Mastering the art of data visualization involves more than just understanding how to use the tools at your disposal—it’s about storytelling and clarity. When leveraging the four powerful functions of the doeasyeda package (scatter plots, histograms, area plots, and line plots), it’s essential to observe certain best practices to ensure your visualizations are not only informative but also compelling:

Understand Your Data’s Story: Before diving into visualization, thoroughly understand the narrative behind your data. This comprehension will guide your choice of the doeasyeda function that best suits your storytelling needs—be it the distribution insights from a histogram, the trend examination in a line plot, the cumulative understanding from an area plot, or the detailed comparison in a scatter plot.
Embrace Clarity and Simplicity: The goal of visualization is to make complex data understandable. Opt for simplicity and clarity over complexity. A cluttered chart may hide the crucial insights your data holds. Use doeasyeda functions to create clear, uncluttered visualizations that speak directly to your audience.
Choose Colors Wisely: Colors are powerful, but when misused, they can lead to confusion. Use the color encoding features in doeasyeda thoughtfully to differentiate data categories or highlight key data points, ensuring that your color choices enhance the interpretability of your visualizations.
Purposeful Interactivity: Interactive features should enrich the user’s experience, offering them deeper insights or alternative perspectives. Utilize the interactive capabilities of doeasyeda to create plots that allow users to explore the nuances of your data, not just as a visual gimmick.
Preparation of Data: Before visualization, ensure your data is in the right structure, especially for aggregated metrics. Appropriate aggregation, like summing population for an area plot or averaging GDP per capita for a line plot, is crucial to convey accurate and meaningful insights.
Consistency in Design: Maintain a consistent design language across all your visualizations. Consistency in axis labeling, color schemes, and overall design ensures that your suite of visualizations tells a cohesive story, enhancing both the professionalism and the interpretability of your presentation.

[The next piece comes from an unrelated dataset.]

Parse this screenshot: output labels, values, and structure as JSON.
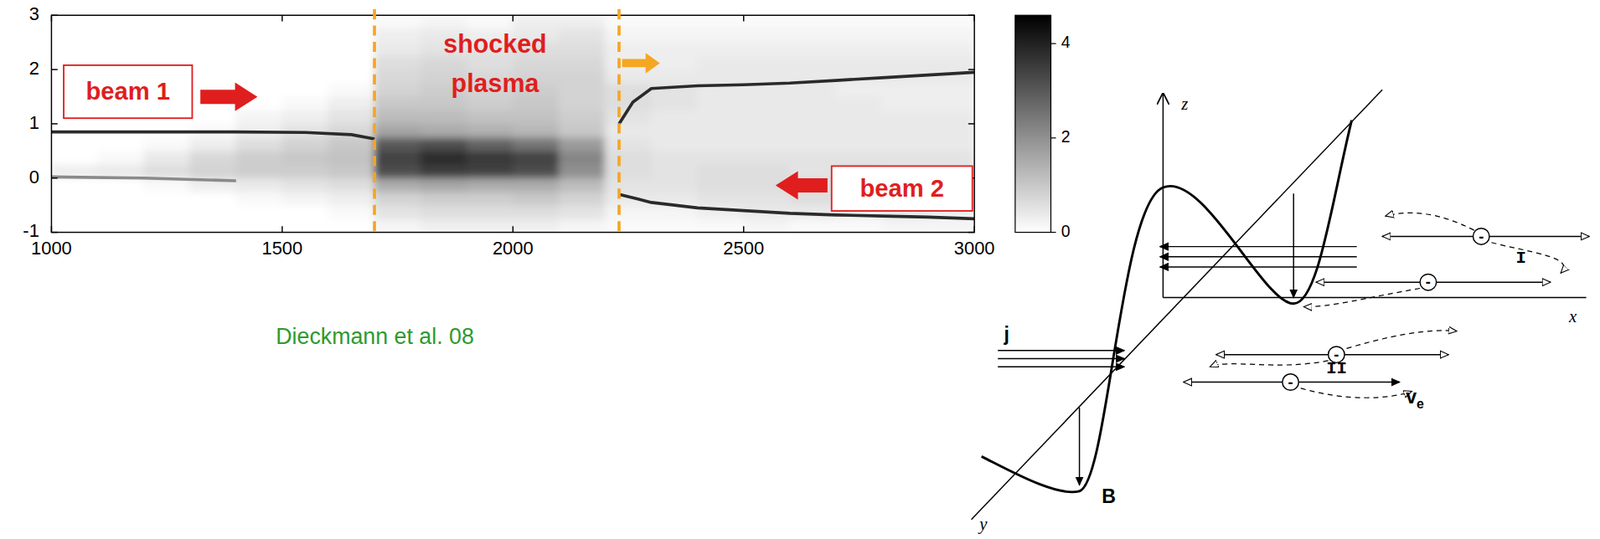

By adhering to these best practices, each function within doeasyeda can be utilized to its fullest potential, transforming raw data into compelling stories and insightful analyses.

Conclusion and Further Resources

As we conclude this tutorial, remember that the journey of data exploration and visualization is an iterative and evolving process. The doeasyeda package provides a robust foundation for creating insightful visual narratives with your data.

However, while doeasyeda excels in its simplicity and ease of use, it’s important to acknowledge its limitations. The package is designed for foundational exploratory data analysis, and there might be instances where you require more specialized or advanced visualizations. In such cases, the integration with other comprehensive visualization libraries may be necessary.

The landscape of data science is dynamic and constantly evolving. As you continue your journey, stay curious and proactive. Delve into advanced visualization tools, engage with the vibrant community on forums like GitHub and Stack Overflow, and seek out scholarly articles for deeper insights. Practice is paramount—regularly challenge yourself with diverse datasets and strive to refine your storytelling abilities. Remember, each dataset tells a story, and with doeasyeda, you’re equipped to narrate these stories compellingly and informatively.